Israel and Syria have both told a conference in Paris that they want to use nuclear power to generate electricity. The revelations came on the same day that IAEA director general called for greater access to nuclear power.
Israeli infrastructure minister Uzi Landau, told conference delegates that his country wanted to build new nuclear plants to reduce its dependence on coal.
“Naturally, all nuclear power reactors to be built in Israel will be subject to international safeguards as well as appropriate physical protection measures,” he said.
Lanadu also revealed that Israel has kept a site at Shivta the northern Negev desert for construction of a nuclear power plant.
Syria’s deputy foreign minister Faysal Mekdad said: “The peaceful application of nuclear energy should not be monopolized by the few who own the technology, but it should be available equally for all countries.”
The announcements came on 8 March at the International Conference on Access to Civil Nuclear Energy, in Paris.

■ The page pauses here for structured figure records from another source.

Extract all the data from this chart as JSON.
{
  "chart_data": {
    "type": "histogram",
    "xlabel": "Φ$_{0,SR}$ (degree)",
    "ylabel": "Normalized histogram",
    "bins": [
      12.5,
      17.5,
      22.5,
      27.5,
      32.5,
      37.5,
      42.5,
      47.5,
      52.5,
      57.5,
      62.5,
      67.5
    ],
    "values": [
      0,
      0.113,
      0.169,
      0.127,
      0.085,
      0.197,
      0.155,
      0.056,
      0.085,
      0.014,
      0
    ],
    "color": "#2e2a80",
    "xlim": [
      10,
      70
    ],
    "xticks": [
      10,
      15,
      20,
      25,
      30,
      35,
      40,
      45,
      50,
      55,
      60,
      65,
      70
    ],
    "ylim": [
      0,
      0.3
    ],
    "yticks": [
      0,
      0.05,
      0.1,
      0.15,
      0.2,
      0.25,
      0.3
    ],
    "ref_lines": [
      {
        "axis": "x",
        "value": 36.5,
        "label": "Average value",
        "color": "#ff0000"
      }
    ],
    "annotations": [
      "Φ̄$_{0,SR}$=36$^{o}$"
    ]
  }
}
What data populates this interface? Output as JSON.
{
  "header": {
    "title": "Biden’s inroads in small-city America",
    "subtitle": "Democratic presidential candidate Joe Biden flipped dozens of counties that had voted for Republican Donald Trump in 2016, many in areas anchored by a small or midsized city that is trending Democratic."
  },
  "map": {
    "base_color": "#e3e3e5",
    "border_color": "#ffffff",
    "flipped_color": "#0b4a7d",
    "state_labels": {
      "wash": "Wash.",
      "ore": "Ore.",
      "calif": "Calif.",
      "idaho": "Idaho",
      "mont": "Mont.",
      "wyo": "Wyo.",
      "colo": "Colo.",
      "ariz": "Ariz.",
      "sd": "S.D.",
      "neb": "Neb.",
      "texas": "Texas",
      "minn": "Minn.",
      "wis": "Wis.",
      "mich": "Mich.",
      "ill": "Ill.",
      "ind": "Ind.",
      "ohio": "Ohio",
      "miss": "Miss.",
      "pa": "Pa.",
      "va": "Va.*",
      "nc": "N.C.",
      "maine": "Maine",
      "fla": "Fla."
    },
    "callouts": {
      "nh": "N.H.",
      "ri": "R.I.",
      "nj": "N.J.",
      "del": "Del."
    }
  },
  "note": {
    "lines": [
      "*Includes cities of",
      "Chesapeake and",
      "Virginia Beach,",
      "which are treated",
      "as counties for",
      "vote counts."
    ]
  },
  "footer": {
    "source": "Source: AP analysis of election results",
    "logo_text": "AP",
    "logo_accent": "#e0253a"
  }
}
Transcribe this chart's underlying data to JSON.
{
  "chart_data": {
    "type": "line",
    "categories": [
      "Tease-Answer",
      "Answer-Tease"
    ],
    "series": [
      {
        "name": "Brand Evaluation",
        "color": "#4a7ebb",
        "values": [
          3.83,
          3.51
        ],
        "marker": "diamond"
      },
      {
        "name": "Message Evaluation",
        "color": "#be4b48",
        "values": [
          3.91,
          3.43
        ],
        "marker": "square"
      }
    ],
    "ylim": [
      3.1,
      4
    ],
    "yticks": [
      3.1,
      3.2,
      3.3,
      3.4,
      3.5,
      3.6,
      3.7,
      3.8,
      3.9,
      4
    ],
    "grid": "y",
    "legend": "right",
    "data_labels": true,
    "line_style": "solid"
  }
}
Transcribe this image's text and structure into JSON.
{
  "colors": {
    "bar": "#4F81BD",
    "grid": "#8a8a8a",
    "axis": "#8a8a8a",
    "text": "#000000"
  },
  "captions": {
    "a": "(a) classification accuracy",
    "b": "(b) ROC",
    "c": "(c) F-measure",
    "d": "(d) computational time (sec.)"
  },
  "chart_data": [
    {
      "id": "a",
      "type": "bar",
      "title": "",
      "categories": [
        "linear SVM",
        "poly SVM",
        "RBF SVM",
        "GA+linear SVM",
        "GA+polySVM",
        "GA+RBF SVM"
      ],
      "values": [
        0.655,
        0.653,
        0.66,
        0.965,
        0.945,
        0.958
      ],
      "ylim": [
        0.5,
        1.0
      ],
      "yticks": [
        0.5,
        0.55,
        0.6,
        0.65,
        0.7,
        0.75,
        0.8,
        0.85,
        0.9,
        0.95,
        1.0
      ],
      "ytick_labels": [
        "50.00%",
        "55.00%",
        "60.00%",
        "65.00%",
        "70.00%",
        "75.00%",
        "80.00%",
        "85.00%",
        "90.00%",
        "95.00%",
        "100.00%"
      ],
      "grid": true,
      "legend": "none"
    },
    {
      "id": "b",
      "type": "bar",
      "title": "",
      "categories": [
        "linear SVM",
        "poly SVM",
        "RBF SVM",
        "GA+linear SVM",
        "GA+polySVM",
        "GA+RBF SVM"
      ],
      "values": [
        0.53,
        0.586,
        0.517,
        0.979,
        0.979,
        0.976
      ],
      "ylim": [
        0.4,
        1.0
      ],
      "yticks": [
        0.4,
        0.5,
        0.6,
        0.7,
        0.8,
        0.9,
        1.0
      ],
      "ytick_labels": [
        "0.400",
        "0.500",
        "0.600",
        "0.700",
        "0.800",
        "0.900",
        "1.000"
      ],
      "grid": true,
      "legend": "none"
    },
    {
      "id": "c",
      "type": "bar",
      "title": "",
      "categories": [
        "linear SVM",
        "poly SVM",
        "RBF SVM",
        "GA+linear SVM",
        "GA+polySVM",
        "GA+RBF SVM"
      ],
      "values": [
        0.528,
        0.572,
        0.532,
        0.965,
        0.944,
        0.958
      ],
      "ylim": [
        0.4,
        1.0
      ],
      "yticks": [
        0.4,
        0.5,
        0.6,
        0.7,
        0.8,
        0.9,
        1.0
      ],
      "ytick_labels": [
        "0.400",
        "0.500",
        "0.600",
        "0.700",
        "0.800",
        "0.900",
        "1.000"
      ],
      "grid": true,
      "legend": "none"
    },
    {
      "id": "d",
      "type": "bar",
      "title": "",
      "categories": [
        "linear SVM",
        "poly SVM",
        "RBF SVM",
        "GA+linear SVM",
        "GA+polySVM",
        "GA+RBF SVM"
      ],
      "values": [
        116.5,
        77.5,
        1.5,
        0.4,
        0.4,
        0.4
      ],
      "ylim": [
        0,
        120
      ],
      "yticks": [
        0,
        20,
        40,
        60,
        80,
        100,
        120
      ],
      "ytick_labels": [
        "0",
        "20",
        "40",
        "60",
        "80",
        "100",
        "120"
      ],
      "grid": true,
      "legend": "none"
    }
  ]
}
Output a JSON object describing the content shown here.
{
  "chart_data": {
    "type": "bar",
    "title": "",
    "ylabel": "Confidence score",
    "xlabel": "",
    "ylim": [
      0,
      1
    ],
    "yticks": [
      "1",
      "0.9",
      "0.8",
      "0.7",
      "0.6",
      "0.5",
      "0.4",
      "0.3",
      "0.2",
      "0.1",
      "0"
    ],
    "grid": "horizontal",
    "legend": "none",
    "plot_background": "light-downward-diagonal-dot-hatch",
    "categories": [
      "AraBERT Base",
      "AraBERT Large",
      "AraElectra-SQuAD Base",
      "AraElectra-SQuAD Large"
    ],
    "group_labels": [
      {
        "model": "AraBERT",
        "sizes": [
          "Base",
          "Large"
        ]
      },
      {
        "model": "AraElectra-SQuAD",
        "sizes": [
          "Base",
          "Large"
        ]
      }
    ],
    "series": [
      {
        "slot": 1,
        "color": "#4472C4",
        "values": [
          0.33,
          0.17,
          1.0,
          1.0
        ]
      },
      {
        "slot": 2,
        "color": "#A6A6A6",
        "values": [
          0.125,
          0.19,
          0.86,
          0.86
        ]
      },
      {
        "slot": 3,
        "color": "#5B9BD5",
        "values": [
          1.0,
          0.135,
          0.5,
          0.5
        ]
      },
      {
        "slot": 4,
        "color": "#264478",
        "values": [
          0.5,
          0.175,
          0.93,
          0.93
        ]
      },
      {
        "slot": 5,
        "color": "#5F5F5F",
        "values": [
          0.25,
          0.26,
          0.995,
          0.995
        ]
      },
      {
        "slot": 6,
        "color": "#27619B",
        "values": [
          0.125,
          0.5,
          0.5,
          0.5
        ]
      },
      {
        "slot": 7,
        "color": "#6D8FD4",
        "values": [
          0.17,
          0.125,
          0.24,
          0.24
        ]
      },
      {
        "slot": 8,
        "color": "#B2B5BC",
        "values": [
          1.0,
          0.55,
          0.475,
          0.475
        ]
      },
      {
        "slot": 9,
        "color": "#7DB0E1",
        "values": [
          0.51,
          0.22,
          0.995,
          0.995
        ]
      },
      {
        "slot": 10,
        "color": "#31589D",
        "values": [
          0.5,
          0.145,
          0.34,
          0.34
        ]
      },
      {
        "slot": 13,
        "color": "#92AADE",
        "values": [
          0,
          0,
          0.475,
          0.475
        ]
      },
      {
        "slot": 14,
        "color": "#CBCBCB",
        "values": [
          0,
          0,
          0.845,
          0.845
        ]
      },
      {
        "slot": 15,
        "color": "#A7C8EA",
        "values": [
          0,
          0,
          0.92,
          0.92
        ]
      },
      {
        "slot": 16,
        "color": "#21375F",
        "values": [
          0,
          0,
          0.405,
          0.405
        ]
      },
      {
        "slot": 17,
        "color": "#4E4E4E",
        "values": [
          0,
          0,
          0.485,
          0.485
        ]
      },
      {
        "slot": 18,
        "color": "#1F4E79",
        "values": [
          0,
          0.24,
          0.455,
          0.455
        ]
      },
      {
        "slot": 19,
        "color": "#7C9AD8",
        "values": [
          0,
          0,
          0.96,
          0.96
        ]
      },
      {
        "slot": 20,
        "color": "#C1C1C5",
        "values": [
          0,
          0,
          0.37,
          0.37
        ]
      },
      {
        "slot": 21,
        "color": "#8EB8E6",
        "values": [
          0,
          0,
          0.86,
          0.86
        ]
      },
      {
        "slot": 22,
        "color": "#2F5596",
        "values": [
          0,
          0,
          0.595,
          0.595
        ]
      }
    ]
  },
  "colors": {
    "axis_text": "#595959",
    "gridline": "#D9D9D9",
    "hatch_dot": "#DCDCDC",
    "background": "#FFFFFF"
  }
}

IAEA head Amano also addressed the conference, calling for greater access to nuclear power. He went on to outline the importance of international cooperation in ensuring that nuclear power can be introduced and used beneficially, responsibly and sustainably by developed and developing economies alike.
French president Nicolas Sarkozy, organizer of the event told the delegates: “France will be a steadfast defender of every country’s right to access nuclear energy for peaceful purposes.”
He also called for financial institutions and development banks to make a “wholehearted commitment” to finance civil nuclear energy projects and proposed that carbon credits be introduced to finance all forms of decarbonised energy after 2013.